Cover Story: Prospecting for Smiles
Ma notes that she knew this option of list optimization was possible when she came to Smile Train, because she has a direct marketing agency background in the "for-profit world." Those agencies included Ogilvy, McCann Erickson and Saatchi & Saatchi. That work meant overseeing accounts such as General Motors, Motorola and Nestlé.
She just wasn't sure how to tailor that agency experience for this nonprofit until discussing it with Infogroup and starting the program in the fall of 2010.
"We started just testing it, initially," Ma says. "So how we built it is we took response files—people who'd responded to our direct mail acquisition programs—and, obviously, our house files and our suppression files, to make sure we removed anyone from that pool.
"After all the de-duping and removing names that were on our suppression files and house files," she continues, "we were left with an available pool of prospects of 117 million households." Smile Train then:
- Appended data to those prospects (demographic, transactional, lifestyle);
- Ran regression models to identify key predictive variables;
- Scored the prospective pool of 117 million records;
- Identified approximately 29 million households that would be most likely to respond to direct mail; and
- Segmented those households into 20 tiers for targeting.
The process helped Smile Train find prospects who were most likely to become donors—people who looked a lot like responders to the charity's past direct mail acquisition efforts.

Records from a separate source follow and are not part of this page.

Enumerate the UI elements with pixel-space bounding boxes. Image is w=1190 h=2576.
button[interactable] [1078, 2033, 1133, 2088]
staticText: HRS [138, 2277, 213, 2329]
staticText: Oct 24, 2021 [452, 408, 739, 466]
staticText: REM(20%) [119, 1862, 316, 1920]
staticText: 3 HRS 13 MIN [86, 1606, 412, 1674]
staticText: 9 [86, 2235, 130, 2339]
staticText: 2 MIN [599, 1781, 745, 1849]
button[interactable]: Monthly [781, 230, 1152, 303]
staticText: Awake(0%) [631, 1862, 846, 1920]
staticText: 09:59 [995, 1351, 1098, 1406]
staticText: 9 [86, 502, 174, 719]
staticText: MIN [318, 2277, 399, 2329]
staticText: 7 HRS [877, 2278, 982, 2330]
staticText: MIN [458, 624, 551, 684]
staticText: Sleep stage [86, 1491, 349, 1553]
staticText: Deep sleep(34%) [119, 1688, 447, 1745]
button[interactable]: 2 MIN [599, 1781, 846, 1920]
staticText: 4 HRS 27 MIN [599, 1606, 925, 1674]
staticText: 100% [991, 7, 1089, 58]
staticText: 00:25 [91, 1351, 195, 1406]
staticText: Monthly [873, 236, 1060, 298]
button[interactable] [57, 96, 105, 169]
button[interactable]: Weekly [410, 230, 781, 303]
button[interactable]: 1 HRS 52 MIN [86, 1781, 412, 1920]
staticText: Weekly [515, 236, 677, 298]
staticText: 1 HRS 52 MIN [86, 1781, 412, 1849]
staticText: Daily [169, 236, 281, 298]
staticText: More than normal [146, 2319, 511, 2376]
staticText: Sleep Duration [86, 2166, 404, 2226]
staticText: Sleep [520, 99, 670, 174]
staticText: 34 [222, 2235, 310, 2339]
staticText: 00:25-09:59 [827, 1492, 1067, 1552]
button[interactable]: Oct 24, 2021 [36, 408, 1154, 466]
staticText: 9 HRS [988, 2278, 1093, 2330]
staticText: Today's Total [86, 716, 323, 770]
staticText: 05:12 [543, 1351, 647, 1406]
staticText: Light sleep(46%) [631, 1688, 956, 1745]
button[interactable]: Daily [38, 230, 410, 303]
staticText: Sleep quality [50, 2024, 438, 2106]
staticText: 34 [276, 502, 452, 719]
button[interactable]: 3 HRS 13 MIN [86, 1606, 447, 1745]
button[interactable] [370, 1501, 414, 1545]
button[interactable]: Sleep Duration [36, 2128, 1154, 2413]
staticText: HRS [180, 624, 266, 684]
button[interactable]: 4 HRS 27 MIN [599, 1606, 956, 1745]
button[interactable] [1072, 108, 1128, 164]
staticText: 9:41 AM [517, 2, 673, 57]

"We initially tested into it, back in the fall, using a mix of compiled data (prospect database) and external lists," Ma says. "We were doing about 50 percent from the prospect database and 50 percent from the continuation/external lists. ... And, obviously, we did some tracking to test, to make sure that we were able to track the results coming from the prospect database." She adds, "when we actually compared results, we found that the compiled names from the prospect database performed on par with our average external continuation lists and outperformed the middle to bottom third of a typical list plan."